From Progarchives.com, the ultimate progressive rock music website

mr.cub
4 stars Aptly given the moniker "The White Album" for its seemingly white album art, The Beatles is a true return to form for the group after a number of psychedelic explorations. Indeed, 1967 proved to be a fruitful year for the lads from Liverpool as cessation of touring allowed the band to experiment to their hearts content and refine their world class studio craft. With this release, The Beatles proved that once again they could produce rock and roll at the highest levels, while maintaining a professional degree of artistry.

This album exhibits nearly everything The Beatles could do musically, ranging from distorted acid rock ('Helter Skelter', 'Happiness is a Warm Gun' and 'Yer Blues') to subtle acoustic numbers ('Long, Long, Long', 'Blackbird' and 'Mother Nature's Son'). What is striking about this record is the complete segregation from the psychedelic pop style on their previous LP and EP. This album boldly demonstrates the group's ability to push the boundaries of rock music outside of the aforementioned style. The group ultimately makes a strong statement about their knack for songwriting, melody, musicianship and versatility.

And no better way to shed the colorful psychedlia of Sergeant Pepper than to issue a double LP encased in a sleek white cover. On this album, the band proves they could be equally successful in expanding the ideas found on Rubber Soul as they were in developing psychedelic music. While it is clear that Revolver and Sergeant Pepper maintain some effect on the experimental aspects of this album, it is obvious it bypasses such a sound in search for a sequel of sorts to Rubber Soul.

By no means is this album merely another chapter to Rubber Soul; in fact, it is arguably The Beatles' masterpiece. Honestly, I don't think they ever quite matched this album in terms of sheer brilliance and ambition. Lennon considered them just a rock and roll group, and this is no more apparent on this record. Extraordinary, but not entirely progressive; The Beatles takes the edge of Rubber Soul to an entirely different level.

Due to the sheer length of the album, there are a few weaker moments.
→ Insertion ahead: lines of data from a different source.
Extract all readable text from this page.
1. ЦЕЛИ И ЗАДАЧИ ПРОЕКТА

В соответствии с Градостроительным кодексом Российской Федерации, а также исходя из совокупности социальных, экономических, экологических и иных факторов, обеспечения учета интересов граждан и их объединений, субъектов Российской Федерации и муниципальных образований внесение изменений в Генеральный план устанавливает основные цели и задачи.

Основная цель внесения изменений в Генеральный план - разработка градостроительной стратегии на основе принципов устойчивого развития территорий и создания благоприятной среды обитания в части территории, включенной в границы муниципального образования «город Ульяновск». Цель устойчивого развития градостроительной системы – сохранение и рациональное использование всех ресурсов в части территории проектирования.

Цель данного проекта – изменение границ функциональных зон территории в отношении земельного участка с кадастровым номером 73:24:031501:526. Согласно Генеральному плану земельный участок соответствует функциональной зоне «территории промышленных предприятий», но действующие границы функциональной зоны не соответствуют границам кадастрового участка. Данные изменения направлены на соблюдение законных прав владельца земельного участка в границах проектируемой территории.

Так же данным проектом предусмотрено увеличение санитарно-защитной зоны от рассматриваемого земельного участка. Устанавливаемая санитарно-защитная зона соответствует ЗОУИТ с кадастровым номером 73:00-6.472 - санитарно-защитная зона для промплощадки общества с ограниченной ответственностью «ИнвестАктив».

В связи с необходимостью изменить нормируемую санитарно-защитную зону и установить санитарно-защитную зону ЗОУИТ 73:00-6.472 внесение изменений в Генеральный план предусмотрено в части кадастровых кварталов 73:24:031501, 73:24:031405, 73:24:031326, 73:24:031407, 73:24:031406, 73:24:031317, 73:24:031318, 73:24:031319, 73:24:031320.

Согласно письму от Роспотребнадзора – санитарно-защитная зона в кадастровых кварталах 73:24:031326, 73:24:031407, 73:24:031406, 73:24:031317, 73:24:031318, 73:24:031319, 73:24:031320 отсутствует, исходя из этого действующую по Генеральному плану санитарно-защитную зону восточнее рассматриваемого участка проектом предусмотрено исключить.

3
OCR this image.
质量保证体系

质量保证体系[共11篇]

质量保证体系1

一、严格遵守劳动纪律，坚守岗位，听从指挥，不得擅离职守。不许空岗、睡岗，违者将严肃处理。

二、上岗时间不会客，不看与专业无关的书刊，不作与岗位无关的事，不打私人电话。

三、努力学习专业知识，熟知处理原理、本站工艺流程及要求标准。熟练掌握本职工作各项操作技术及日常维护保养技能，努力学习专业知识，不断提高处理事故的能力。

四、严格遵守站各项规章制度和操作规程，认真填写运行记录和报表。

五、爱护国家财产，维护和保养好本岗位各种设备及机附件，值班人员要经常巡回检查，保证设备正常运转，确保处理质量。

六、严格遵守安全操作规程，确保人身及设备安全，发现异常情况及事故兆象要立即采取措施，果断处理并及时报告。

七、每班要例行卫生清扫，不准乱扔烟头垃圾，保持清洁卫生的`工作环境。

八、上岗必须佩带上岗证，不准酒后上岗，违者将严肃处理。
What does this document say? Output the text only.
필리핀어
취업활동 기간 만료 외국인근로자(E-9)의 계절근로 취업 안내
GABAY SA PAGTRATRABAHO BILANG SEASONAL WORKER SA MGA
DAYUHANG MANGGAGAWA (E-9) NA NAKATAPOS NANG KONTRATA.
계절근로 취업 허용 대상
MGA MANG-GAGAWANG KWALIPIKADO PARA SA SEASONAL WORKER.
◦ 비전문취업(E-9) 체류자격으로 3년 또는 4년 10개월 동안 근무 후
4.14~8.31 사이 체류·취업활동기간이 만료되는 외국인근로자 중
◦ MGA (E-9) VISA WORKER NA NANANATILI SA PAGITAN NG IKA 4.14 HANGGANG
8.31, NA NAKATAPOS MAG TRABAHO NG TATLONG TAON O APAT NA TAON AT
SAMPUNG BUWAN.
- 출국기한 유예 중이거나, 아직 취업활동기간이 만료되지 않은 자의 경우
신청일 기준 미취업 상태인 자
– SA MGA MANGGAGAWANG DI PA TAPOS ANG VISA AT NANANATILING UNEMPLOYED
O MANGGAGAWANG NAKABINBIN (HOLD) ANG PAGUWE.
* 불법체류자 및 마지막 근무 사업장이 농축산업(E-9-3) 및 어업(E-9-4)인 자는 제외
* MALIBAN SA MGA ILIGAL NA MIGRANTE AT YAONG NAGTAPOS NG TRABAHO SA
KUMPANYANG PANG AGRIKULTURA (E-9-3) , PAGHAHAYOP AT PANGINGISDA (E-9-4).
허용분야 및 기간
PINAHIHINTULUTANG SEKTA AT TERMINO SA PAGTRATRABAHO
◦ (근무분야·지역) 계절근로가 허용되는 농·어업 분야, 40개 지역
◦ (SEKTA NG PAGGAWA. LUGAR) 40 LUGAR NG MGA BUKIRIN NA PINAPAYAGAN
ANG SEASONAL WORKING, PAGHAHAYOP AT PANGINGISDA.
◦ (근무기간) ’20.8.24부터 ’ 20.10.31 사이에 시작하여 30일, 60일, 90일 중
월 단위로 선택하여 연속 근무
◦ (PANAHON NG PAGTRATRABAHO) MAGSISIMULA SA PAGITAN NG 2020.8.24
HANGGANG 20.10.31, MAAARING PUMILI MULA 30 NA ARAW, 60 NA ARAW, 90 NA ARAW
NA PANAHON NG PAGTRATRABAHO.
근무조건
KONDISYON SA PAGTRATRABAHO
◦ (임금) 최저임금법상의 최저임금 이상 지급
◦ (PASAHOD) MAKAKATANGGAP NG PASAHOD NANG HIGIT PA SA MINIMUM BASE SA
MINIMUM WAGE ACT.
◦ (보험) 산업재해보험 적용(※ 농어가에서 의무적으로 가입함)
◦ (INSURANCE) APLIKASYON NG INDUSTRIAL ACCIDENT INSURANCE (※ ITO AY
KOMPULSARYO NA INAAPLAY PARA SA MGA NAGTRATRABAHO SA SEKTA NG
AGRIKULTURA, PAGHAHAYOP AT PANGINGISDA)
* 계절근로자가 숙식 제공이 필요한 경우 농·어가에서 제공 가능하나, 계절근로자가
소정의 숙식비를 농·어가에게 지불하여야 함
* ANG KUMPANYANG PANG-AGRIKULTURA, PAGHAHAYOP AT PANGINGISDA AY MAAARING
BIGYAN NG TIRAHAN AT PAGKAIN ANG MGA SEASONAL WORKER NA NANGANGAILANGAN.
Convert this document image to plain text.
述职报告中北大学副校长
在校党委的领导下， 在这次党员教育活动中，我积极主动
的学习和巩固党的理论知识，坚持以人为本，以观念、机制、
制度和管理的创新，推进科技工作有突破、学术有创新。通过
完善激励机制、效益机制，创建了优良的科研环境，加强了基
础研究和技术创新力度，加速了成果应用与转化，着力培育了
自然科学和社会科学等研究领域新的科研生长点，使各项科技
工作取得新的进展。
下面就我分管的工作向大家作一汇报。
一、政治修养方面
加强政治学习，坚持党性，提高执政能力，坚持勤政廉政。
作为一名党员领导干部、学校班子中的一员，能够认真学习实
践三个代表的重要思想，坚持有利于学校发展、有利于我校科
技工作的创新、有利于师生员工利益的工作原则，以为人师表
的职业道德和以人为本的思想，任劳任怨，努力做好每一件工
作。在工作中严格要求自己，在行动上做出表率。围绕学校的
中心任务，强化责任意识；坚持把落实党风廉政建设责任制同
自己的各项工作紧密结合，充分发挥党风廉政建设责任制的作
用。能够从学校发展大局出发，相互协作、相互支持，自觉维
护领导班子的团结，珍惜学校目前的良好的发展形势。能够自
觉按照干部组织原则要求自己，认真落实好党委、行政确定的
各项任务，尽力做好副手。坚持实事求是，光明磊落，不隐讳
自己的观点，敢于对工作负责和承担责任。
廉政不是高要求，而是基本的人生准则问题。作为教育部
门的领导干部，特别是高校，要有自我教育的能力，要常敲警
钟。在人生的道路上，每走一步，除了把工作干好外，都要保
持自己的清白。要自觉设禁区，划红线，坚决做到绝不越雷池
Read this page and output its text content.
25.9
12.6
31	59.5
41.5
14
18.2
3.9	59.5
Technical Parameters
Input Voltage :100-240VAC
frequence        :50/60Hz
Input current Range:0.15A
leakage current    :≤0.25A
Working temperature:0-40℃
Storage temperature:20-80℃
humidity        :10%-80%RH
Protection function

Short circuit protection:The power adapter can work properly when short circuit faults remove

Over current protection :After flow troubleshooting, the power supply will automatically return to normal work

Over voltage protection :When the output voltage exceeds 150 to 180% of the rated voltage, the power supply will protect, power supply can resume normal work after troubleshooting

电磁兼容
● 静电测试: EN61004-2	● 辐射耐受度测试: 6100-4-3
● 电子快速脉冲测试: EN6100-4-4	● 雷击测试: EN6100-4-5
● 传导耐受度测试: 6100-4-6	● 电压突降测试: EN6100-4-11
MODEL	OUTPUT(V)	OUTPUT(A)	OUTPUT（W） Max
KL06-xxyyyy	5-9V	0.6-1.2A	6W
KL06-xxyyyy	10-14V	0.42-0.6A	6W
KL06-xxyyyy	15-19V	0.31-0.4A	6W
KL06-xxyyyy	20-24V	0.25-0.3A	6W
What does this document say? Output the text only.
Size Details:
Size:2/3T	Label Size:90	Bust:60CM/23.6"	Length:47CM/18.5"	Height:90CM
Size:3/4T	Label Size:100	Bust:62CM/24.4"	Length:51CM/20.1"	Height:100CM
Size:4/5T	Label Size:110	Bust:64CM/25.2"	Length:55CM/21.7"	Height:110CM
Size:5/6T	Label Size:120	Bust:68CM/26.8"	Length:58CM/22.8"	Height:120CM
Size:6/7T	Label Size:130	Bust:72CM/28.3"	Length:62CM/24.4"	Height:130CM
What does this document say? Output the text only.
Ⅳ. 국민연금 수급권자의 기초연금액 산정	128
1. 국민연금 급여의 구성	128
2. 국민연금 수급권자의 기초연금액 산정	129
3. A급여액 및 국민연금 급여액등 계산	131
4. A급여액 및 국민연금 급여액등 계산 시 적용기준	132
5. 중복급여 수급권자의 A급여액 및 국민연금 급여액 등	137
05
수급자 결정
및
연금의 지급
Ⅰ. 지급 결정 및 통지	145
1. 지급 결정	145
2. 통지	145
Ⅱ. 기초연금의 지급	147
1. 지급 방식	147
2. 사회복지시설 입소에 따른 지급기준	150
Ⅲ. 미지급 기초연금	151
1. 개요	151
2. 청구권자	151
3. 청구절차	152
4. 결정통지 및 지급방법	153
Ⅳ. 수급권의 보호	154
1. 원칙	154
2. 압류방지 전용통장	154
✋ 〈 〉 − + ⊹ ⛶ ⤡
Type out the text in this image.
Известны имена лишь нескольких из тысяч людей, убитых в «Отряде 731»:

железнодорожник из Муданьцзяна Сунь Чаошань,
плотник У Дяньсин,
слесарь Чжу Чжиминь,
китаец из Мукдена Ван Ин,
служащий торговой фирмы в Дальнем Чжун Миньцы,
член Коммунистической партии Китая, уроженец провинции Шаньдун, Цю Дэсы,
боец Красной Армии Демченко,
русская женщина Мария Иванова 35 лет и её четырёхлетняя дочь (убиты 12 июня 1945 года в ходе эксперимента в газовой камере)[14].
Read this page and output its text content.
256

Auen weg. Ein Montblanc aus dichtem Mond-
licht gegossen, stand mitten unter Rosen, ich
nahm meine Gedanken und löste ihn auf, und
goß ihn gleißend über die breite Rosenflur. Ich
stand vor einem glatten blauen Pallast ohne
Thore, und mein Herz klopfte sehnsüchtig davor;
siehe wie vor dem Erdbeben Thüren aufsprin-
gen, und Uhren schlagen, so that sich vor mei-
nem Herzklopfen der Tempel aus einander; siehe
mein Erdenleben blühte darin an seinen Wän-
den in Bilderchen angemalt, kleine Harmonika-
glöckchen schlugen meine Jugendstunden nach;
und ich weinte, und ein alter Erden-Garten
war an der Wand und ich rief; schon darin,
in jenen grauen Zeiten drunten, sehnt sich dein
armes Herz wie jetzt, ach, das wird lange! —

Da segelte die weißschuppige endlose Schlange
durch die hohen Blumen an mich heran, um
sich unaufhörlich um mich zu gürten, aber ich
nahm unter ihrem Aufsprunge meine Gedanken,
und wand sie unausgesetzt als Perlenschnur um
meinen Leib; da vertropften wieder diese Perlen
They do not detract from the glorious heights this album reaches; one of the highlights being the tremendous continuity amongst the vast array of incongruous music. The album just leaps all over the place, taking the listener from deep introspection to melancholy to pure ecstasy in a matter of a one side.

Much more rock oriented than their previous two LPs, but still a remarkable album, covering a variety of styles and flexing its musical muscle equally on both discs, The Beatles carries its band's name for one simple reason: it illustrates a band at its creative peak, with the music itself being the palette to decorate the white cover.